Regarding the main point of this argument, I feel that I could not have made the case any more plain. It appears that what I thought was a disagreement with <paladin> was merely a misunderstanding. <RookFile> has indicated that he still disagrees with my main point, but I'm willing to let that go.

<RookFile>, I realize that I can't persuade everybody on everything, no matter how obvious something seems to me. You are entitled to your opinions.

I offer not a "draw," but a truce.

Let's move on.

Oct-26-06  RookFile: Truce agreed, Plato.
Oct-26-06  TrueFiendish: Ah, such is life. I remember an individual going by the handle of Benjamin Lau a few years back. Boy was he hard to shake!
Jan-29-08  paladin at large: 24....Nd4 - such a magnificent steed - it blocks the rooks on the otherwise open file, hems in the white king and plays a major role in executing a 3-fold repetition to draw the game. A maximized knight.
Jun-26-09  AnalyzeThis: This game must have been pretty humiliating for Euwe.
Jun-26-09  visayanbraindoctor: Although other GMs have played into the Monticelli trap, perhaps as an element of surprise, Capablanca must be the only one who walked into it in two successive Blacks, and in a match wherein he could expect his opponent to come in more well-prepared in the second game. Unusual behavior that has become the stuff of legends. Whatever Capablanca's real motive was, it must have had an emotional effect on Euwe.

(I could imagine poor Euwe thinking "Is this man trying to prove the Monticelli trap is playable, or is he just amusing himself at my expense?")

There have been discussions if the idea of the exchange sacrifice was well understood in the 1930s. Of course it was. So were such stuff as pawn sacrifices for the initiative and piece activity. Any perusal of the games of Lasker, Capablanca, Alekhine, and the rest of the chess masters of this era shows that they understood what they were doing when they were making these types of sacs. Perhaps they didn't word it too clearly, but they clearly knew what they were doing.

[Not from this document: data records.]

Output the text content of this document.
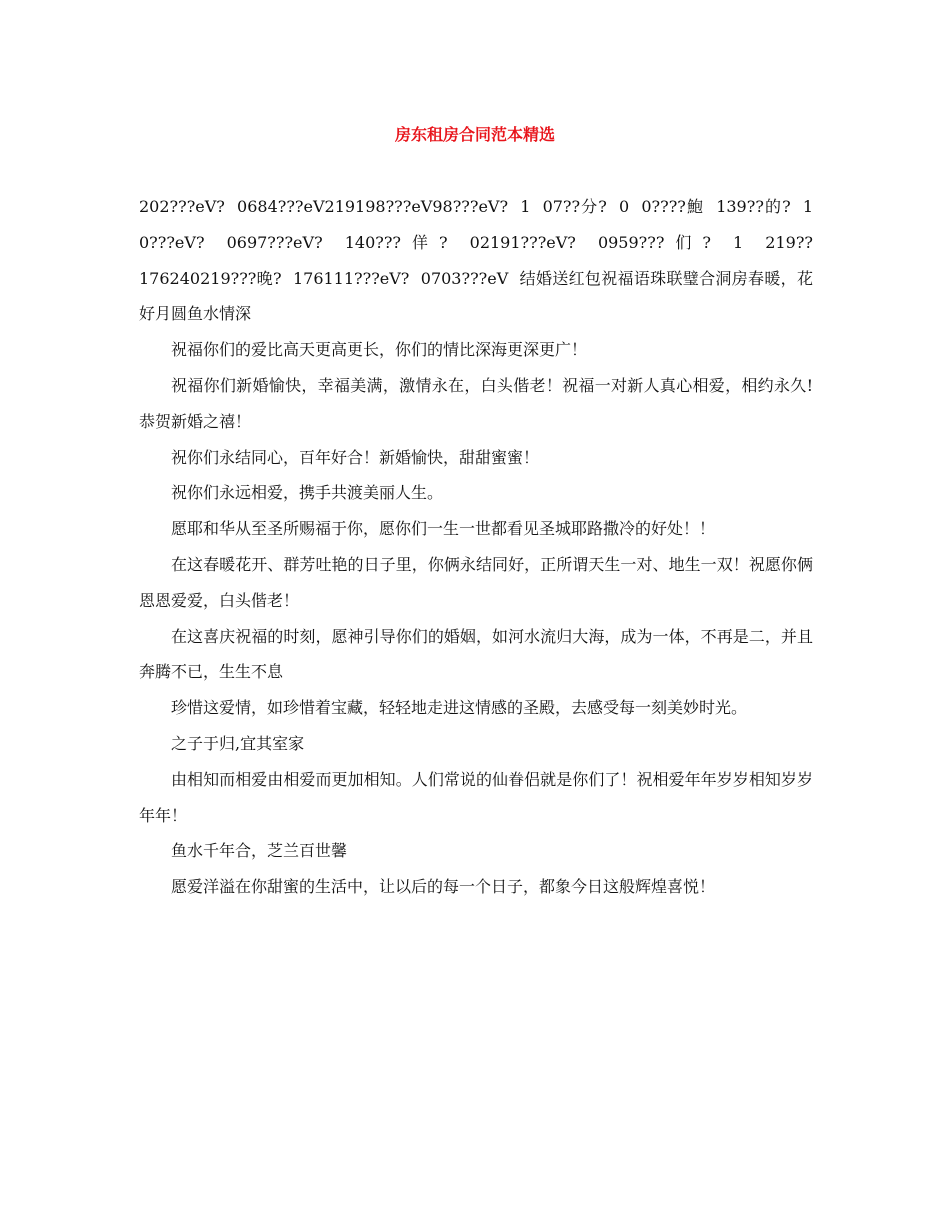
房东租房合同范本精选

202???eV? 0684???eV219198???eV98???eV? 1 07??分? 0 0????鮑 139??的? 1 0???eV? 0697???eV? 140???佯? 02191???eV? 0959???们? 1 219??176240219???晚? 176111???eV? 0703???eV 结婚送红包祝福语珠联璧合洞房春暖，花好月圆鱼水情深

祝福你们的爱比高天更高更长，你们的情比深海更深更广！

祝福你们新婚愉快，幸福美满，激情永在，白头偕老！祝福一对新人真心相爱，相约永久!恭贺新婚之禧！

祝你们永结同心，百年好合！新婚愉快，甜甜蜜蜜！

祝你们永远相爱，携手共渡美丽人生。

愿耶和华从至圣所赐福于你，愿你们一生一世都看见圣城耶路撒冷的好处！！

在这春暖花开、群芳吐艳的日子里，你俩永结同好，正所谓天生一对、地生一双！祝愿你俩恩恩爱爱，白头偕老！

在这喜庆祝福的时刻，愿神引导你们的婚姻，如河水流归大海，成为一体，不再是二，并且奔腾不已，生生不息

珍惜这爱情，如珍惜着宝藏，轻轻地走进这情感的圣殿，去感受每一刻美妙时光。

之子于归,宜其室家

由相知而相爱由相爱而更加相知。人们常说的仙眷侣就是你们了！祝相爱年年岁岁相知岁岁年年！

鱼水千年合，芝兰百世馨

愿爱洋溢在你甜蜜的生活中，让以后的每一个日子，都象今日这般辉煌喜悦！
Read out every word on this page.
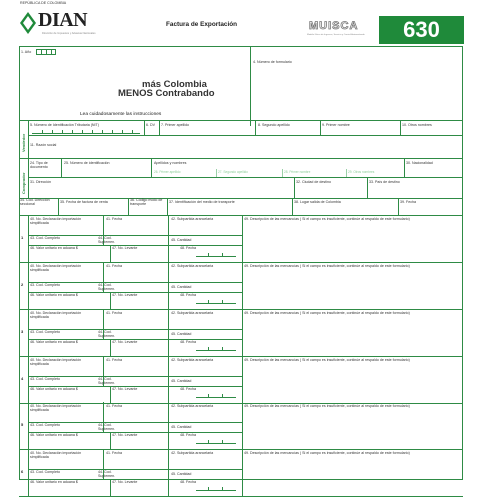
REPÚBLICA DE COLOMBIA
DIAN
Dirección de Impuestos y Aduanas Nacionales
Factura de Exportación	MUISCA
Modelo Único de Ingresos, Servicio y Control Automatizado	630
1. Año
4. Número de formulario
más Colombia
MENOS Contrabando
Lea cuidadosamente las instrucciones
Vendedor
5. Número de Identificación Tributaria (NIT)	6. DV 7. Primer apellido	8. Segundo apellido	9. Primer nombre	10. Otros nombres
11. Razón social
Comprador
24. Tipo de documento
25. Número de identificación	Apellidos y nombres	30. Nacionalidad
26. Primer apellido	27. Segundo apellido	28. Primer nombre	29. Otros nombres
31. Dirección	32. Ciudad de destino	33. País de destino
34. Cod. Dirección seccional	35. Fecha de factura de venta	36. Código modo de transporte	37. Identificación del medio de transporte	38. Lugar salida de Colombia	39. Fecha
1
40. No. Declaración importación simplificada
41. Fecha	42. Subpartida arancelaria	49. Descripción de las mercancías ( Si el campo es insuficiente, continúe al respaldo de este formulario)
43. Cod. Completo	44. Cod. Suplemen.	45. Cantidad
46. Valor unitario en aduana $	47. No. Levante	48. Fecha
2
40. No. Declaración importación simplificada
41. Fecha	42. Subpartida arancelaria	49. Descripción de las mercancías ( Si el campo es insuficiente, continúe al respaldo de este formulario)
43. Cod. Completo	44. Cod. Suplemen.	45. Cantidad
46. Valor unitario en aduana $	47. No. Levante	48. Fecha
3
40. No. Declaración importación simplificada
41. Fecha	42. Subpartida arancelaria	49. Descripción de las mercancías ( Si el campo es insuficiente, continúe al respaldo de este formulario)
43. Cod. Completo	44. Cod. Suplemen.	45. Cantidad
46. Valor unitario en aduana $	47. No. Levante	48. Fecha
4
40. No. Declaración importación simplificada
41. Fecha	42. Subpartida arancelaria	49. Descripción de las mercancías ( Si el campo es insuficiente, continúe al respaldo de este formulario)
43. Cod. Completo	44. Cod. Suplemen.	45. Cantidad
46. Valor unitario en aduana $	47. No. Levante	48. Fecha
5
40. No. Declaración importación simplificada
41. Fecha	42. Subpartida arancelaria	49. Descripción de las mercancías ( Si el campo es insuficiente, continúe al respaldo de este formulario)
43. Cod. Completo	44. Cod. Suplemen.	45. Cantidad
46. Valor unitario en aduana $	47. No. Levante	48. Fecha
6
40. No. Declaración importación simplificada
41. Fecha	42. Subpartida arancelaria	49. Descripción de las mercancías ( Si el campo es insuficiente, continúe al respaldo de este formulario)
43. Cod. Completo	44. Cod. Suplemen.	45. Cantidad
46. Valor unitario en aduana $	47. No. Levante	48. Fecha
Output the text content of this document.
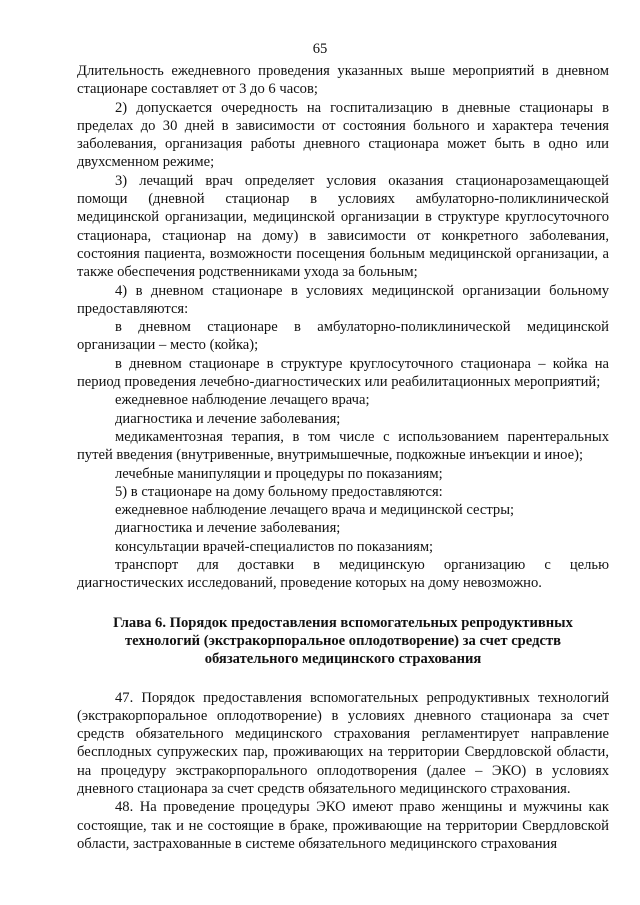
65

Длительность ежедневного проведения указанных выше мероприятий в дневном стационаре составляет от 3 до 6 часов;

2) допускается очередность на госпитализацию в дневные стационары в пределах до 30 дней в зависимости от состояния больного и характера течения заболевания, организация работы дневного стационара может быть в одно или двухсменном режиме;

3) лечащий врач определяет условия оказания стационарозамещающей помощи (дневной стационар в условиях амбулаторно-поликлинической медицинской организации, медицинской организации в структуре круглосуточного стационара, стационар на дому) в зависимости от конкретного заболевания, состояния пациента, возможности посещения больным медицинской организации, а также обеспечения родственниками ухода за больным;

4) в дневном стационаре в условиях медицинской организации больному предоставляются:

в дневном стационаре в амбулаторно-поликлинической медицинской организации – место (койка);

в дневном стационаре в структуре круглосуточного стационара – койка на период проведения лечебно-диагностических или реабилитационных мероприятий;

ежедневное наблюдение лечащего врача;

диагностика и лечение заболевания;

медикаментозная терапия, в том числе с использованием парентеральных путей введения (внутривенные, внутримышечные, подкожные инъекции и иное);

лечебные манипуляции и процедуры по показаниям;

5) в стационаре на дому больному предоставляются:

ежедневное наблюдение лечащего врача и медицинской сестры;

диагностика и лечение заболевания;

консультации врачей-специалистов по показаниям;

транспорт для доставки в медицинскую организацию с целью диагностических исследований, проведение которых на дому невозможно.

Глава 6. Порядок предоставления вспомогательных репродуктивных
технологий (экстракорпоральное оплодотворение) за счет средств
обязательного медицинского страхования

47. Порядок предоставления вспомогательных репродуктивных технологий (экстракорпоральное оплодотворение) в условиях дневного стационара за счет средств обязательного медицинского страхования регламентирует направление бесплодных супружеских пар, проживающих на территории Свердловской области, на процедуру экстракорпорального оплодотворения (далее – ЭКО) в условиях дневного стационара за счет средств обязательного медицинского страхования.

48. На проведение процедуры ЭКО имеют право женщины и мужчины как состоящие, так и не состоящие в браке, проживающие на территории Свердловской области, застрахованные в системе обязательного медицинского страхования
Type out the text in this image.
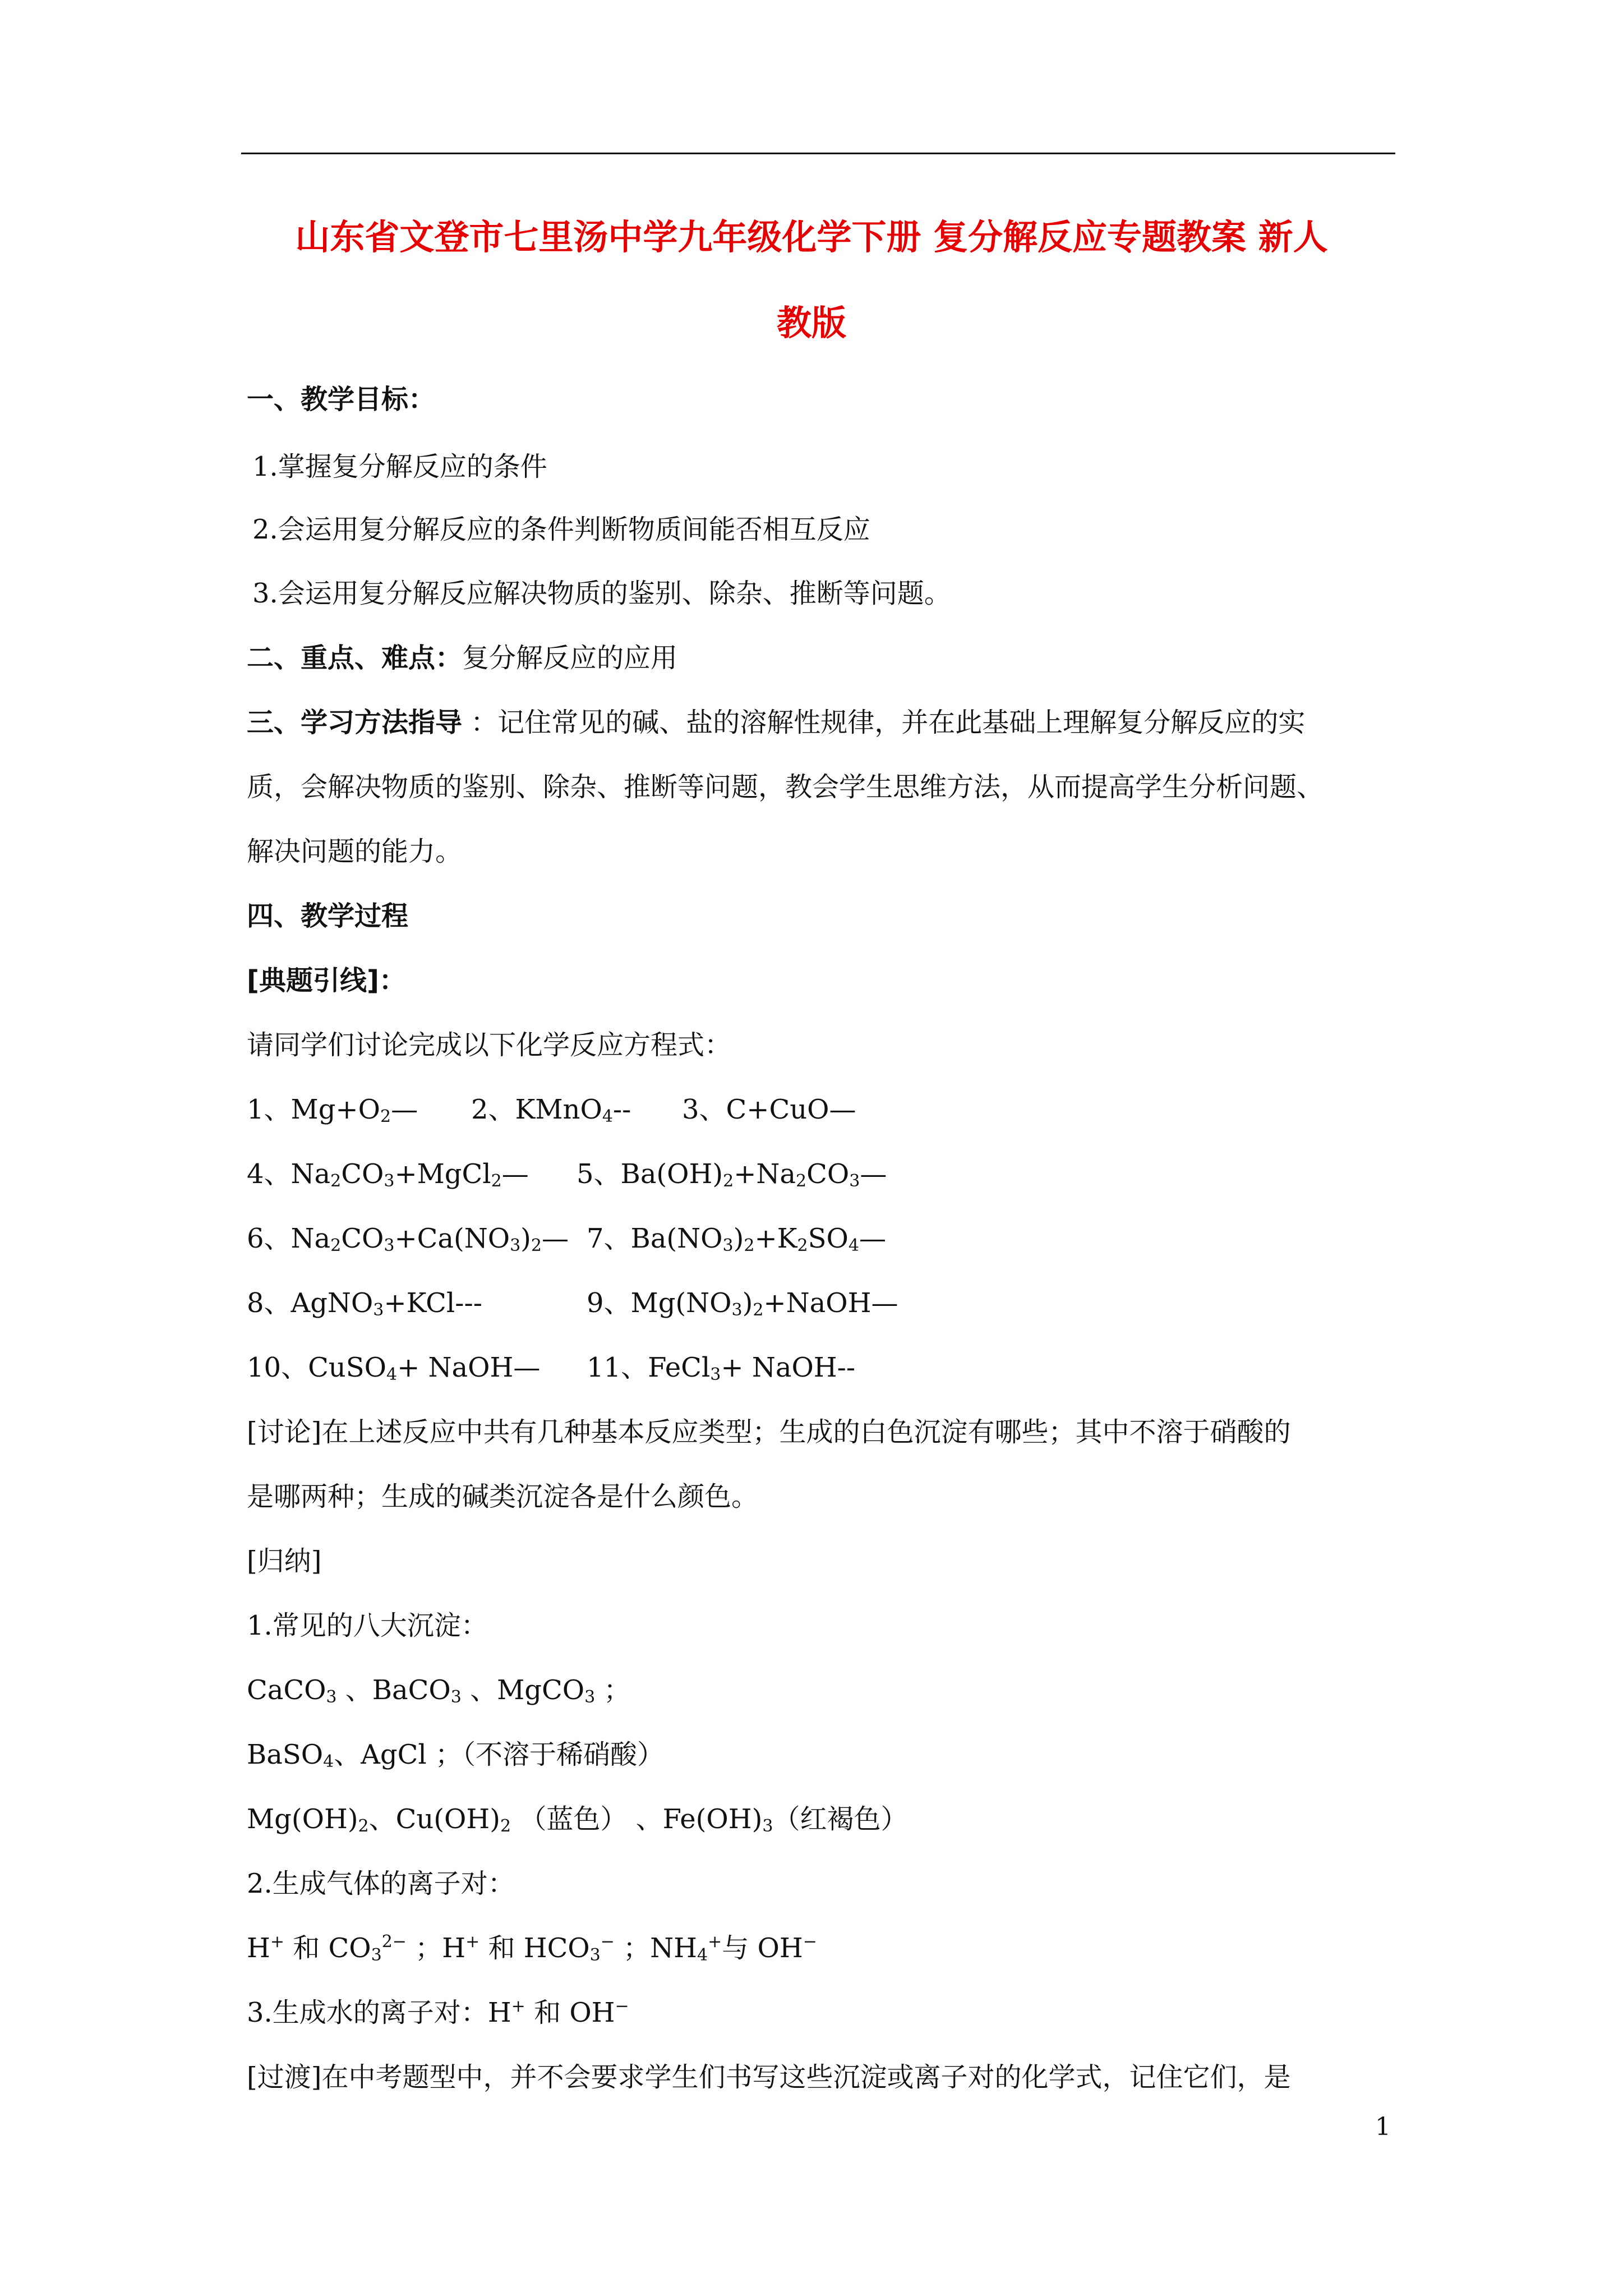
山东省文登市七里汤中学九年级化学下册 复分解反应专题教案 新人
教版
一、教学目标：
1.掌握复分解反应的条件
2.会运用复分解反应的条件判断物质间能否相互反应
3.会运用复分解反应解决物质的鉴别、除杂、推断等问题。
二、重点、难点：复分解反应的应用
三、学习方法指导 ：记住常见的碱、盐的溶解性规律，并在此基础上理解复分解反应的实
质，会解决物质的鉴别、除杂、推断等问题，教会学生思维方法，从而提高学生分析问题、
解决问题的能力。
四、教学过程
[典题引线]：
请同学们讨论完成以下化学反应方程式：
1、$Mg+O_2—$ 2、KMnO$_4$-- 3、C+CuO—
4、$Na_2CO_3+MgCl_2—$ 5、$Ba(OH)_2+Na_2CO_3—$
6、$Na_2CO_3+Ca(NO_3)_2—$ 7、$Ba(NO_3)_2+K_2SO_4—$
8、AgNO$_3$+KCl---	9、$Mg(NO_3)_2+NaOH—$
10、CuSO$_4$+ NaOH— 11、FeCl$_3$+ NaOH--
[讨论]在上述反应中共有几种基本反应类型；生成的白色沉淀有哪些；其中不溶于硝酸的
是哪两种；生成的碱类沉淀各是什么颜色。
[归纳]
1.常见的八大沉淀：
CaCO$_3$ 、BaCO$_3$ 、MgCO$_3$ ；
BaSO$_4$、AgCl ；（不溶于稀硝酸）
$Mg(OH)_2$、$Cu(OH)_2$ （蓝色） 、$Fe(OH)_3$（红褐色）
2.生成气体的离子对：
H+ 和 $CO_3^{2-}$ ；H+ 和 $HCO_3^-$ ；$NH_4^+$与 OH−
3.生成水的离子对：H+ 和 OH−
[过渡]在中考题型中，并不会要求学生们书写这些沉淀或离子对的化学式，记住它们，是
1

As for the concept of the sacrifice itself, Anderssen and the masters of his era were already pretty good at it.

Oct-19-09  WhiteRook48: 10 Ng5 starts interesting problems
Jan-22-10  paladin at large: <Plato><Apparently some world-class Grandmasters STILL don't know about the exact winning procedure! :P Read on:

This very line has been played for Black by such Grandmasters such as Kortchnoi, Andersson, Larsen, Azmaiparashvili, Seirawan, Christiansen and others ... including Postny, used it in his game at Aeroflot just last year against Aronian!>

You make some good points elsewhere, but your above commentary is somewhat misleading: Korchnoi, Christiansen and Postny all lost with Black!, at least in the games I could find here. Were any of the others you mention able to draw? It is fascinating that some GMs feel there is a fighting chance with Black, but if you only cite games where Black lost, then you are arguing that White knows the winning procedure. Certainly there is no GM, past or modern, who can match Capa's performance, twice - in a key match - with Black and the Monticelli Trap.

Jan-22-10  TheFocus: <paladin at large>< To my knowledge, Capablanca did not annotate any of his games from the Euwe match. Does anyone know if Euwe did?>

To my knowledge, Capablanca annotated both games 3 and 9 in A Primer of Chess. Euwe annotated game 9 in Bobby Fischer - The Greatest?